Tour operators and ski resorts are assuring British skiers that the upcoming planned strike among ski lift operators is likely to be a “non-event,” saying that the first strike, which took place last week, caused so little disruption that skiers didn’t even notice it was on.
Next month’s strikes have been called by the two main French unions that represent ski lift operators and seasonal workers — Force Ouvrière (FO) and the CGT — in protest at the controversial pension reforms and the modification of unemployment insurance schemes for seasonal workers. With British and French school holidays taking place during the month of February, the unions hope to cause maximum disruption.
But ski resorts and tour operators, who have been hit hard in the past few years by the Covid pandemic and then poor snow at the start of this season, claim that if they do materialise, the industrial action will cause little to no disruption.
Although it has been widely reported that “unlimited” strike notices have been filed for the month of February and over the Ski World Cup in Méribel and Courchevel (February 6-19), so far only one further day of action is planned, for next Tuesday (January 31), and few lift operators are expected to take part.

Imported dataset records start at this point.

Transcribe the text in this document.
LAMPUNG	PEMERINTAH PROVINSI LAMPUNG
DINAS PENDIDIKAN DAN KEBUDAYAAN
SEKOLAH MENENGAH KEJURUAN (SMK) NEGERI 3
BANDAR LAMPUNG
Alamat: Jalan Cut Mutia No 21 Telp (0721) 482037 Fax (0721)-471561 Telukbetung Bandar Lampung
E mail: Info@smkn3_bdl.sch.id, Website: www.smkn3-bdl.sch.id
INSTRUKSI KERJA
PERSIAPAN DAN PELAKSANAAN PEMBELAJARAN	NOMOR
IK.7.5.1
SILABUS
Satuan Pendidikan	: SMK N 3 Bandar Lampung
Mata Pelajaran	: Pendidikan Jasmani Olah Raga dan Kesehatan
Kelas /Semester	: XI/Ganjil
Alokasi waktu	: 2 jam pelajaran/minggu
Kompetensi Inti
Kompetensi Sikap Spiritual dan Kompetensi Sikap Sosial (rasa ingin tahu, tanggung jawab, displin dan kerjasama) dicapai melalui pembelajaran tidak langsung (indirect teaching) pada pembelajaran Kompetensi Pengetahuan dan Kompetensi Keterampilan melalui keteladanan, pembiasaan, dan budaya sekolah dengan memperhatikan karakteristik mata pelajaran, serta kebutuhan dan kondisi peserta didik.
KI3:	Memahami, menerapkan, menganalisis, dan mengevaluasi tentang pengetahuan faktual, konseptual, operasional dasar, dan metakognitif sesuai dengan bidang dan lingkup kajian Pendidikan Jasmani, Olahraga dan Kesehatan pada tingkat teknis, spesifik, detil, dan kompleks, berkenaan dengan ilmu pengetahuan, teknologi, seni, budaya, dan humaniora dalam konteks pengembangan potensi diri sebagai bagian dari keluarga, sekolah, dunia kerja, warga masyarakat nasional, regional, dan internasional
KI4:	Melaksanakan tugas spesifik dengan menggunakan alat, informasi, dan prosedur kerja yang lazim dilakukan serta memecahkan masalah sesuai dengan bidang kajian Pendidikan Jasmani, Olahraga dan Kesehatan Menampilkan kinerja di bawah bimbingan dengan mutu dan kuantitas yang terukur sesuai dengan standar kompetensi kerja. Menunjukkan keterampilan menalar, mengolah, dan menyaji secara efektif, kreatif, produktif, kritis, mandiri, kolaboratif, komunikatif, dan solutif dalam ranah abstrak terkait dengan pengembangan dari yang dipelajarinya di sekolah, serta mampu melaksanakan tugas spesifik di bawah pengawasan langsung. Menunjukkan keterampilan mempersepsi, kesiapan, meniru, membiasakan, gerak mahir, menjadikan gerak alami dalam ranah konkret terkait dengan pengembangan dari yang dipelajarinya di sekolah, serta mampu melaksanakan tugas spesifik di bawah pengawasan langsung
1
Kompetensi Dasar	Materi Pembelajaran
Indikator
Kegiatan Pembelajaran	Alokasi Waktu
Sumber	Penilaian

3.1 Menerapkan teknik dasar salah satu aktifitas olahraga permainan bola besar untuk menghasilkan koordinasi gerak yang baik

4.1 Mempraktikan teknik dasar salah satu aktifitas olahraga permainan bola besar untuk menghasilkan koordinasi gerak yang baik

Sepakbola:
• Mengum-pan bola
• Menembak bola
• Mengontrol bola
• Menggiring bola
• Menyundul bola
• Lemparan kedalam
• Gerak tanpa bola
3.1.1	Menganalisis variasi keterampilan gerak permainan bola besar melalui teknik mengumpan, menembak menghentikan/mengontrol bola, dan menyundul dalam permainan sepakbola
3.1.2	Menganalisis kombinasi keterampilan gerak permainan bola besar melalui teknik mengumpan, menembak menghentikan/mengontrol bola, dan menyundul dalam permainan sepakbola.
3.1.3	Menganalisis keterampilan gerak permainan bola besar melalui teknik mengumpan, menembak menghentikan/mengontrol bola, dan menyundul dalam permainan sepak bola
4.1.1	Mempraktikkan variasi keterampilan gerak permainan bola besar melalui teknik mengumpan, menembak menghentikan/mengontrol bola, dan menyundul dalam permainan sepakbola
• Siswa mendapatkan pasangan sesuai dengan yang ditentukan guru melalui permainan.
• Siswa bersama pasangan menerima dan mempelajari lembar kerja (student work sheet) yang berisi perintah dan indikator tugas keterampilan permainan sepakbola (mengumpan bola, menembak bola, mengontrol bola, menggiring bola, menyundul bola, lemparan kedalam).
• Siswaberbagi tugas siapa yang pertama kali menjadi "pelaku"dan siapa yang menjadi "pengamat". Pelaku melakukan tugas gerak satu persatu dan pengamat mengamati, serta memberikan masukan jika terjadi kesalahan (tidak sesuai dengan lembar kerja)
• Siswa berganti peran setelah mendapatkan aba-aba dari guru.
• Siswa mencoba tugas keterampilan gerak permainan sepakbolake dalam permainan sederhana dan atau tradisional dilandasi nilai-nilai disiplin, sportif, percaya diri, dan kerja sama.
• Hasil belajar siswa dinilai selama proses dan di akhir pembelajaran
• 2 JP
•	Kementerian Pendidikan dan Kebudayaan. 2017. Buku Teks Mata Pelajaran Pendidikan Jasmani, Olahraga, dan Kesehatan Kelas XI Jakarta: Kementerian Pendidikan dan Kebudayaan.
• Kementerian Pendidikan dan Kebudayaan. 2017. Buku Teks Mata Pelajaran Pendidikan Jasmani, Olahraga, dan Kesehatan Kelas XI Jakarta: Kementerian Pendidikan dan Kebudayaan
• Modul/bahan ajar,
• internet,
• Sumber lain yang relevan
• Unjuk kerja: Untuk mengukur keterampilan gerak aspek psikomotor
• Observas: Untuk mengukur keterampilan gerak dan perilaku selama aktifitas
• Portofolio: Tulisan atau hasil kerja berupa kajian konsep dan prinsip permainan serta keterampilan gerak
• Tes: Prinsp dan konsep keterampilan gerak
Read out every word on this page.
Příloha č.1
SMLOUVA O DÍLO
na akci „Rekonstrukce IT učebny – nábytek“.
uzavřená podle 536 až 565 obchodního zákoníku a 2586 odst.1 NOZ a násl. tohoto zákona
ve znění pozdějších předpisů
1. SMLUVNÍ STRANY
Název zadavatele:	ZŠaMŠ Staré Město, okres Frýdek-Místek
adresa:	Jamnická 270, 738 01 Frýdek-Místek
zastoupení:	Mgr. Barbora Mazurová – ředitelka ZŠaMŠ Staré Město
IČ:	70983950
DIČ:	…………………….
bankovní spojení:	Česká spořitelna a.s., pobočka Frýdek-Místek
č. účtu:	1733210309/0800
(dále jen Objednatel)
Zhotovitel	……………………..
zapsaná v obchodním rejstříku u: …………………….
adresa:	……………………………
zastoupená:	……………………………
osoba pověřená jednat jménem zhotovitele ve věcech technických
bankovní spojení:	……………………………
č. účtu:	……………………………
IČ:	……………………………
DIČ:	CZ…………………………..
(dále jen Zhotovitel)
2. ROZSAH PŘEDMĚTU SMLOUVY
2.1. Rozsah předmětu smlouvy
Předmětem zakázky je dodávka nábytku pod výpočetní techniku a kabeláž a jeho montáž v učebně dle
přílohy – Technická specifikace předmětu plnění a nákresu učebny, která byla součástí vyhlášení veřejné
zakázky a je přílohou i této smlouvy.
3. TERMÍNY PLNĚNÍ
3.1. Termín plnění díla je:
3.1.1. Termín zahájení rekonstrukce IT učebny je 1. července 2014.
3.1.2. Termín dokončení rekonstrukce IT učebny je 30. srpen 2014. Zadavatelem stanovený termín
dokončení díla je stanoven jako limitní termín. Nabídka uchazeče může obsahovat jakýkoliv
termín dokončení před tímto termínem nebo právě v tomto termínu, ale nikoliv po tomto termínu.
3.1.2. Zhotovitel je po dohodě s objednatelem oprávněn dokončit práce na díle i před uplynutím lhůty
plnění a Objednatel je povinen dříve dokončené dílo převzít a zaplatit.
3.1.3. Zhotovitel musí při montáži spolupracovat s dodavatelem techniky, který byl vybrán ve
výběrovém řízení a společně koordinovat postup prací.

Last week’s strike, on January 19, caused no disruption with three lift operators in Courchevel and four in Les Menuires, taking part, said Olivier Desaulty, director of Les 3 Vallées, the country’s biggest ski area.
“The strike was little followed and had no impact on holidaymakers,” he said, adding: “We respect this right to strike while maintaining quality social dialogue every day, which allows us to be optimistic for the February holidays and the World Championship.”
It’s the same situation in Les Arcs, where VIP founder Andy Sturt this morning had a meeting with the head of École de Ski Français and told the Daily Telegraph: “No one seems to have any appetite for action, only a few lifties didn’t come to work last week”.
Xavier Schouller of French mountain specialist Peak Retreats, went even further, describing the reported strikes as “a total non-event”.
“Nothing will actually happen, and there won’t be the slightest disruption in 95 per cent of French resorts,” says Schouller. “It’s the French system of national ‘préavis, which has happened many times before.”
FO general secretary Eric Becker described the strike as “the only way to be heard by the government”, explaining: “This reform has penalized seasonal workers, whose unemployment benefits are sometimes halved, [to the point that] we can no longer recruit.”
Softening on previous statements of an intention to cause maximum disruption, Becker added: “The lifts will operate normally from the next day (February 1), we do not want to further weaken companies already in difficulty.”
Pierre Scholl, national representative of the CGT for ski lifts, added: “You can’t imagine [pisteurs] transporting injured people at the age of 64. Today, seniors are no longer hired on construction sites and women have trouble finding work in the off-season, often finding themselves without anything — that’s a lot of families.”
Last week’s strike also went unnoticed in Val d’Isere where Molly Peters, 23, is working a season for VIP Ski.
She said: “I’ve not even heard of a strike, let alone heard of it affecting anyone.”
Two of the UK’s biggest ski tour operators, Inghams and Crystal Ski Holidays, told the Telegraph that they were keeping tabs on the situation and liaising with guests staying in affected areas.
Melvin Westlake, head of Inghams Winter Product comments said: "We are waiting for more information at this stage with details of the suggested strikes going ahead and how this may affect our French ski resorts. Our understanding is that it may only be for one day and that it may not affect all French resorts or all lifts. We will do our best to let our guests know if there will be disruption on this day and obviously it only affects our guests staying in our French resorts. "
A spokesman for Crystal Ski Holidays said: “We’re aware of potential ski lift operator strike action during February. We’re working with our partners in our resorts to understand the impact so we can help mitigate disruption where possible. We will be liaising with customers who are travelling to France during this time directly to keep them updated.”
When are the strikes in French ski resorts taking place?
Strikes will start next Tuesday (January 31). Although it has been widely reported that “unlimited” strike notices have been filed for the month of February, including over the half term holidays, so far January 31 is the only day of action planned – and few lift operators are expected to take part.
“In a nutshell there won’t be any disruption to skiers except maybe the odd lift in January 31,” says Schouller.
Which resorts will be impacted?
It is not yet known which resorts or lifts will be involved in strike action – conversations are ongoing and operators will be in touch with any travellers who might be impacted.
Will my ski holiday be cancelled?
Operators and resorts are eager to assure holidaymakers that the reported strike action will not impact ski holidays.
“At Peak Retreats we have been reassured buy all our major partners that there won’t be any disruption to skiers,” says Schouller.
However, in the unlikely circumstance of things developing and more walkouts materialising, resulting in visitors being unable to ski or complete their holiday as sold, as per standard terms and conditions, if your trip is part of a package your operator will likely move you to a resort where you can ski, or offer a refund. If you have booked independently you should consult individual providers and airlines, and consult your travel insurance, however few policies are likely to cover strike action.